15th Nov, 2019

Home Office steps in to delay West Mercia and Warwickshire Police 'divorce'

Ross Crawford 13th Oct, 2019

A CONTROVERSIAL separation of the partnership between West Mercia Police and Warwickshire Police has been postponed after Home Secretary Priti Patel ordered the two forces to continue their collaboration for a further six months.

In the direction made to the two forces under the Police Act 1996, the Home Secretary supported Warwickshire Police’s request for further time to resolve outstanding issues between the two forces to ensure there was a smooth transition for both towards their post-alliance futures.

The Home Office will also provide support to the two forces to identify independent expertise to assess and agree the costs of termination and transition.

Joint services which had already been set up to operate on a standalone-basis by the original October 9 termination date will continue to revert to single-force operation in Warwickshire as planned.

The remaining joint services will continue under the Strategic Alliance Collaboration Agreement until the end of April 8 next year as per the Home Secretary’s direction, or by any earlier or subsequent separation dates mutually-agreed between the two forces.

West Mercia Police, which had decided to break up the widely-praised ‘strategic alliance’ with Warwickshire last year, had set a date of Wednesday (October 9) for the divorce to go through.

In a statement, Chief Constable Anthony Bangham and West Mercia Police and Crime

Commissioner John Campion said the current arrangements was no longer in the force’s interest.

“The alliance did deliver some benefits in its early days. However, as the organisations reformed and evolved those benefits dried up for West Mercia and actively went into reverse,” the pair said.

“It is no secret it was born out of an immediate need for both forces to make significant financial savings.
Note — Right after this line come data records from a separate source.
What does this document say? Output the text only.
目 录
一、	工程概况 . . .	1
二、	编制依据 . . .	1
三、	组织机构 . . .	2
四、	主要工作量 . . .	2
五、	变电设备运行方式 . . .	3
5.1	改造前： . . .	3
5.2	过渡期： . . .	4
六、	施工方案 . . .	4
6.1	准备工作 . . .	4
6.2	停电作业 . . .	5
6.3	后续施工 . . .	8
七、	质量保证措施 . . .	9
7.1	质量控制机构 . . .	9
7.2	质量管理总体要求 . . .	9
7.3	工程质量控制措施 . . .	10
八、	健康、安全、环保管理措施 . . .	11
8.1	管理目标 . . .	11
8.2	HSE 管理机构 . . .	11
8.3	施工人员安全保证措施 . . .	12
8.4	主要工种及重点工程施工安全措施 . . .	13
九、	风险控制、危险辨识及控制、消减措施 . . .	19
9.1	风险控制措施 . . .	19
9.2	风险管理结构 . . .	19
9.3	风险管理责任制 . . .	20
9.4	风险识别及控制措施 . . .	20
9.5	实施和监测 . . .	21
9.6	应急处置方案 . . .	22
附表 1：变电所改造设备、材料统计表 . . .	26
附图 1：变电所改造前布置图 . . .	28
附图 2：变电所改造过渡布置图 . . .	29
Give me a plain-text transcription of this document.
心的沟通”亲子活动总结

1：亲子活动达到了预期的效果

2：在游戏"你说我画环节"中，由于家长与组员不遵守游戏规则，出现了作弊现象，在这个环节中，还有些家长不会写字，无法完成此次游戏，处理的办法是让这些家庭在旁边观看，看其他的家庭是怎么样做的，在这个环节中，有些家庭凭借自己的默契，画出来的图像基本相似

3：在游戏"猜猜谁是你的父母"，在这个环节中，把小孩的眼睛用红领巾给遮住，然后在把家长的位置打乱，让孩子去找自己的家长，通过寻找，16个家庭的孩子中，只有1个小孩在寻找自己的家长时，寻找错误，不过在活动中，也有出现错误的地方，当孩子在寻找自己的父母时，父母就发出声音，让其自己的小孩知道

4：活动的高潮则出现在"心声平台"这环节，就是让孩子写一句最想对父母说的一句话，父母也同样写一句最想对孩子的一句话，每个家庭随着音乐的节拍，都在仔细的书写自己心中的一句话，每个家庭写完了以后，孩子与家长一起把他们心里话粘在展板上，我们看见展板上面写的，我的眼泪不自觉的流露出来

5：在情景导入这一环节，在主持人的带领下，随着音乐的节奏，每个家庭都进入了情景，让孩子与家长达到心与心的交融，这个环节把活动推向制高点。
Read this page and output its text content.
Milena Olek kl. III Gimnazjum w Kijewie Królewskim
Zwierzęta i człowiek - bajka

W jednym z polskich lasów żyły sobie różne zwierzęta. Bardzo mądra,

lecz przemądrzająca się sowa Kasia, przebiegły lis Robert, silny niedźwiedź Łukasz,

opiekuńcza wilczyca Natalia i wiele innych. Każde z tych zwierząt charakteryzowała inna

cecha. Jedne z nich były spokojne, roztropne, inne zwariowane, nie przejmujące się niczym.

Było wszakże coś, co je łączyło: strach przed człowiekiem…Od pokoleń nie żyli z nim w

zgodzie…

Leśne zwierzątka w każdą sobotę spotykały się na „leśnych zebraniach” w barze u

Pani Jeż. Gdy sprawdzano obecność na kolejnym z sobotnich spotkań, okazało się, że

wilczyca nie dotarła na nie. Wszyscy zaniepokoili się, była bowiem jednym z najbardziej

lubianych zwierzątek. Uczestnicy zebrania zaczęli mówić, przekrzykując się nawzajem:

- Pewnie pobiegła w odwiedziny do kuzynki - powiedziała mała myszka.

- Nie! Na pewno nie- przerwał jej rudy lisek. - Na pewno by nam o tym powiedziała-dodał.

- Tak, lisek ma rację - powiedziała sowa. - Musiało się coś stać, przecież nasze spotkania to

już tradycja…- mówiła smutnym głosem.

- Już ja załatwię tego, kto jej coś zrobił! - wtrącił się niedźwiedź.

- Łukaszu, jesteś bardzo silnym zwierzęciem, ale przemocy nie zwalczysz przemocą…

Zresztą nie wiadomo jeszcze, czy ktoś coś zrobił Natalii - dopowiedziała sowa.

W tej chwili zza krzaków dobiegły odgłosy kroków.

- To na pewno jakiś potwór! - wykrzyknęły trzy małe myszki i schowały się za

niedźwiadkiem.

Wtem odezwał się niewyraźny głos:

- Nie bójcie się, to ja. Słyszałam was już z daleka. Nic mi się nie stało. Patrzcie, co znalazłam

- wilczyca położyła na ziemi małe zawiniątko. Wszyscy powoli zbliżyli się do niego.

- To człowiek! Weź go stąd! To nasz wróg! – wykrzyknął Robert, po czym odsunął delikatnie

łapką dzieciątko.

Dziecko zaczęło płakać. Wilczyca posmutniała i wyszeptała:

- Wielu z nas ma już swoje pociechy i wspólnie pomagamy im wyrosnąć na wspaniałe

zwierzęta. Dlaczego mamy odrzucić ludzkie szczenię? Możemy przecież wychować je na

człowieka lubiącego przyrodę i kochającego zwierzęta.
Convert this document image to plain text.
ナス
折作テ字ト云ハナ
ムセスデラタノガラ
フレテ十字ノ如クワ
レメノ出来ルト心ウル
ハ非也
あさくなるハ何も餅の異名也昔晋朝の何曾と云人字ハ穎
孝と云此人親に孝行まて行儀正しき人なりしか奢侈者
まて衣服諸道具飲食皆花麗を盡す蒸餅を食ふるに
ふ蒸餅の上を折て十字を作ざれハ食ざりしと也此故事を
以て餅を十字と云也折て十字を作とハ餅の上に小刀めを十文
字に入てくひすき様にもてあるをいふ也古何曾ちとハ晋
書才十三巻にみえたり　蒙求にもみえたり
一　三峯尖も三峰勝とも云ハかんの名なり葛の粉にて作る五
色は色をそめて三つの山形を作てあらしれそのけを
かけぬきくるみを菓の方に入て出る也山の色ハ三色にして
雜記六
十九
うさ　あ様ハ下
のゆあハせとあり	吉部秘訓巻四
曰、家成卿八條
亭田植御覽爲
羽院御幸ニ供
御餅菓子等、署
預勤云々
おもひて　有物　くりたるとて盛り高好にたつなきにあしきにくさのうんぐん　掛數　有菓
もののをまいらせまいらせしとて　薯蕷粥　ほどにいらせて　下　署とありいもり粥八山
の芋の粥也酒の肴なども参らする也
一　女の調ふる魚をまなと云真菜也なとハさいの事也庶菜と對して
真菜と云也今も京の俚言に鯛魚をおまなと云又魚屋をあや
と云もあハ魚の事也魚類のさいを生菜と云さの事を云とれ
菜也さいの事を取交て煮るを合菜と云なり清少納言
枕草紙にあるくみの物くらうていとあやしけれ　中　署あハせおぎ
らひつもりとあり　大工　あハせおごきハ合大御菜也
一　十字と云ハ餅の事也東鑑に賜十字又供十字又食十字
To that end, it served its short term purpose. However, that situation has now shifted. We are no longer facing reductions to our service and our police force has modernised significantly.

“While we would always seek to support another police force, we will not allow West Mercia to be held to ransom. We cannot simply accept the continuation of the current arrangement, which sees West Mercia significantly subsidising a neighbouring force, to the detriment of our police and our communities.”

In response, Warwickshire Police and Crime Commissioner Philip Seccombe wrote to the Home Secretary following West Mercia’s decision to pull the plug and slammed the force over their efforts to achieve an amicable separation.

“Warwickshire’s position from the outset has been it would be unreasonable and unacceptable for either force to withdraw from joint services in a situation where the other was not ready to transition to new arrangements or whereby separation was not possible in a safe and orderly way,” he said.

“Throughout the last 12 months of negotiations with West Mercia, we have remained focused on achieving an orderly separation which protects the interests of our communities and our workforce.

“We have made multiple offers to this effect, which have been refused on each occasion by West Mercia,” Mr Seccombe added.